Kathryn Lawler, CEO of Saint Joseph’s Health System and Mercy Care, said her facilities have witnessed an uptick in walk-in patients since AMC’s closing. She said the public has to change its perception and expectations about community health in order to create a system that works for all demographics.

“People don’t want more surgeries,” Lawler said. “They want to be healthy.”

Shannon Sale, executive vice president and chief strategy officer of Grady Health System, said mass hospital closures are a result of the nation’s health care system failing collectively.
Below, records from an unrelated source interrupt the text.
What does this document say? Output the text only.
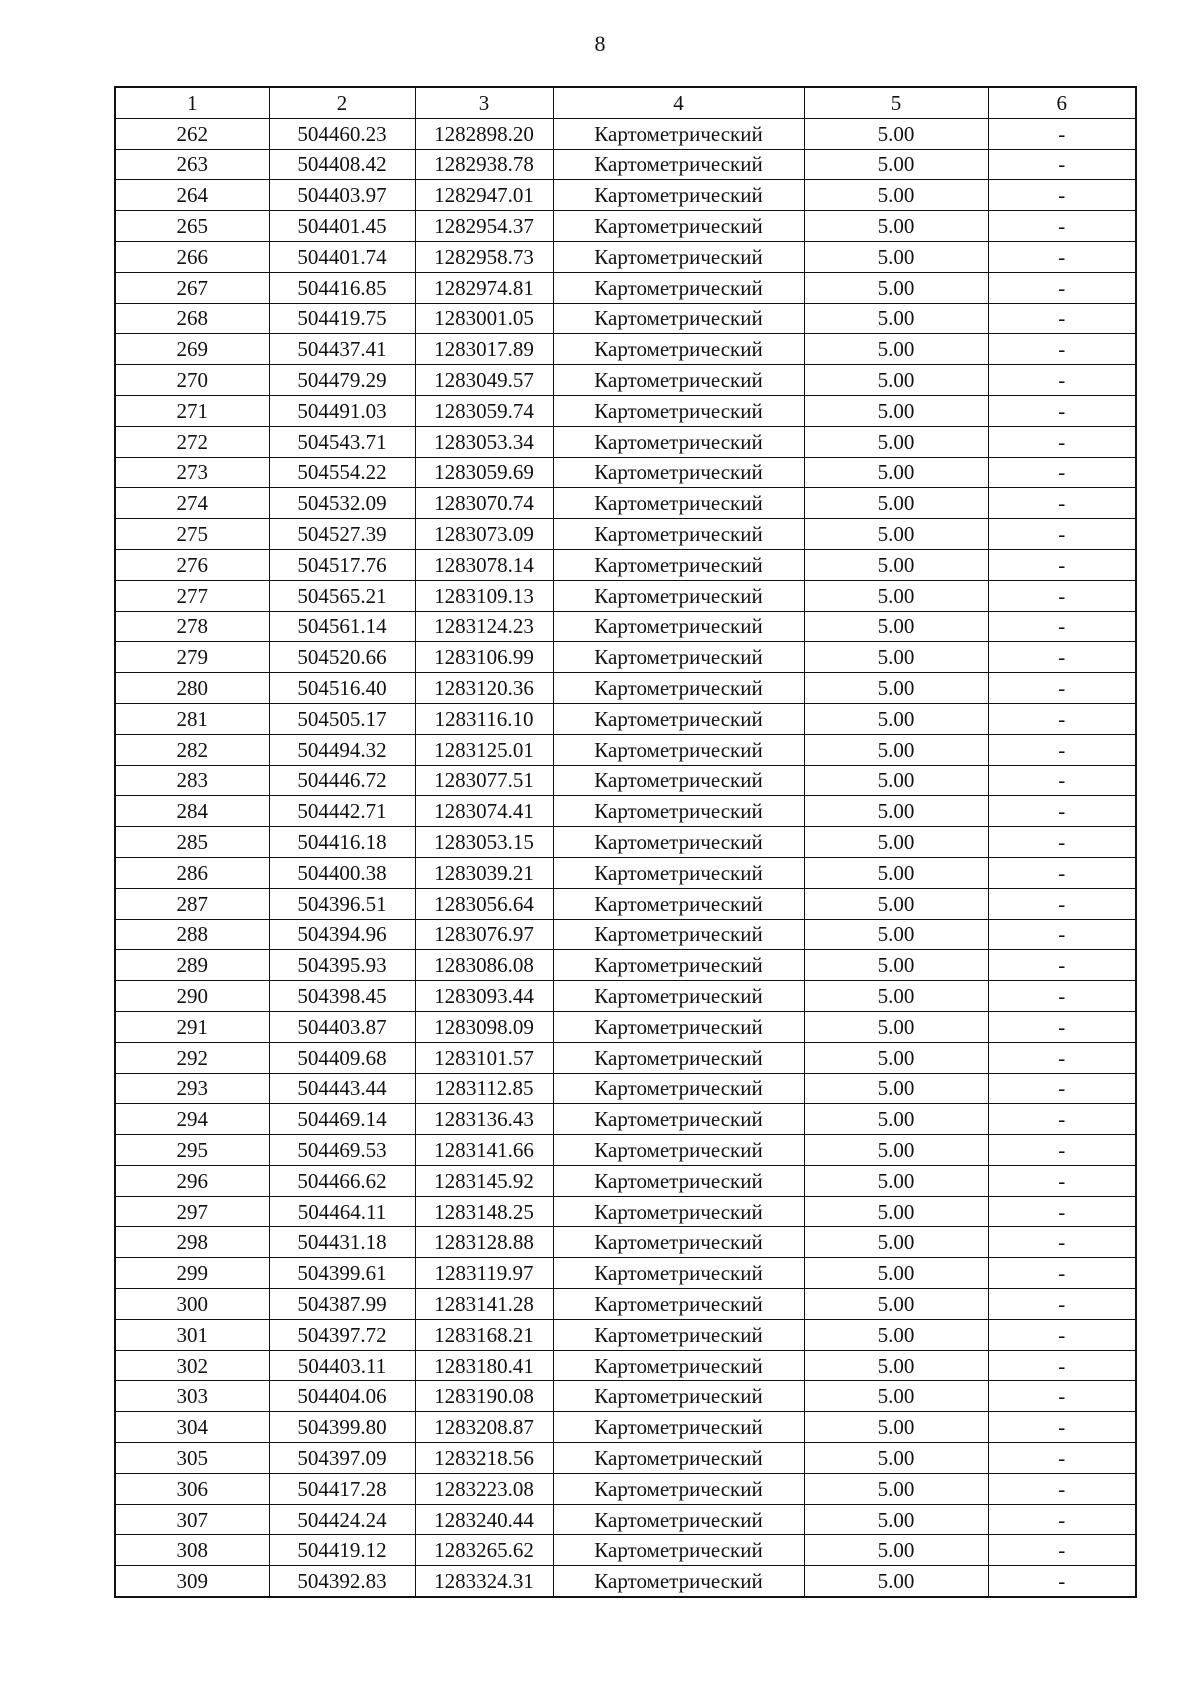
8
1	2	3	4	5	6
262	504460.23	1282898.20	Картометрический	5.00	-
263	504408.42	1282938.78	Картометрический	5.00	-
264	504403.97	1282947.01	Картометрический	5.00	-
265	504401.45	1282954.37	Картометрический	5.00	-
266	504401.74	1282958.73	Картометрический	5.00	-
267	504416.85	1282974.81	Картометрический	5.00	-
268	504419.75	1283001.05	Картометрический	5.00	-
269	504437.41	1283017.89	Картометрический	5.00	-
270	504479.29	1283049.57	Картометрический	5.00	-
271	504491.03	1283059.74	Картометрический	5.00	-
272	504543.71	1283053.34	Картометрический	5.00	-
273	504554.22	1283059.69	Картометрический	5.00	-
274	504532.09	1283070.74	Картометрический	5.00	-
275	504527.39	1283073.09	Картометрический	5.00	-
276	504517.76	1283078.14	Картометрический	5.00	-
277	504565.21	1283109.13	Картометрический	5.00	-
278	504561.14	1283124.23	Картометрический	5.00	-
279	504520.66	1283106.99	Картометрический	5.00	-
280	504516.40	1283120.36	Картометрический	5.00	-
281	504505.17	1283116.10	Картометрический	5.00	-
282	504494.32	1283125.01	Картометрический	5.00	-
283	504446.72	1283077.51	Картометрический	5.00	-
284	504442.71	1283074.41	Картометрический	5.00	-
285	504416.18	1283053.15	Картометрический	5.00	-
286	504400.38	1283039.21	Картометрический	5.00	-
287	504396.51	1283056.64	Картометрический	5.00	-
288	504394.96	1283076.97	Картометрический	5.00	-
289	504395.93	1283086.08	Картометрический	5.00	-
290	504398.45	1283093.44	Картометрический	5.00	-
291	504403.87	1283098.09	Картометрический	5.00	-
292	504409.68	1283101.57	Картометрический	5.00	-
293	504443.44	1283112.85	Картометрический	5.00	-
294	504469.14	1283136.43	Картометрический	5.00	-
295	504469.53	1283141.66	Картометрический	5.00	-
296	504466.62	1283145.92	Картометрический	5.00	-
297	504464.11	1283148.25	Картометрический	5.00	-
298	504431.18	1283128.88	Картометрический	5.00	-
299	504399.61	1283119.97	Картометрический	5.00	-
300	504387.99	1283141.28	Картометрический	5.00	-
301	504397.72	1283168.21	Картометрический	5.00	-
302	504403.11	1283180.41	Картометрический	5.00	-
303	504404.06	1283190.08	Картометрический	5.00	-
304	504399.80	1283208.87	Картометрический	5.00	-
305	504397.09	1283218.56	Картометрический	5.00	-
306	504417.28	1283223.08	Картометрический	5.00	-
307	504424.24	1283240.44	Картометрический	5.00	-
308	504419.12	1283265.62	Картометрический	5.00	-
309	504392.83	1283324.31	Картометрический	5.00	-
“We can’t ‘policy’ our way out of this,” Sale said, explaining that re-imagination is needed in order to fix the current system’s plethora of equity-related issues.

ARCHI intends to reinvent health care in the Atlanta area by utilizing a three-phase process, brought to fruition with the help of dozens of local community partners. Its “innovation” phase focuses on breaking the unhelpful habits of the current health care system and redefining regional health care, classifying education and access to housing, food, employment and transportation as key factors that affect residents’ health, happiness and quality of living.

The next phase of the plan – the “thought leadership” phase – involves spreading word of ARCHI’s mission through newspapers, podcasts and other forms of web-centered media.

The final phase, called the “facilitation” phase, centers heavily on intersecting medical care with the need for housing, partnering with local hospitals and health care providers to ensure metro Atlantans are provided with proper housing whether under hospital supervision or not.

Executive director of ARCHI Jeff Smythe said health care advocates should stay motivated to fight for the equitable health care system they want to see their communities benefit from.

“We don’t have to stand for a system that excludes,” Smythe said during the breakfast.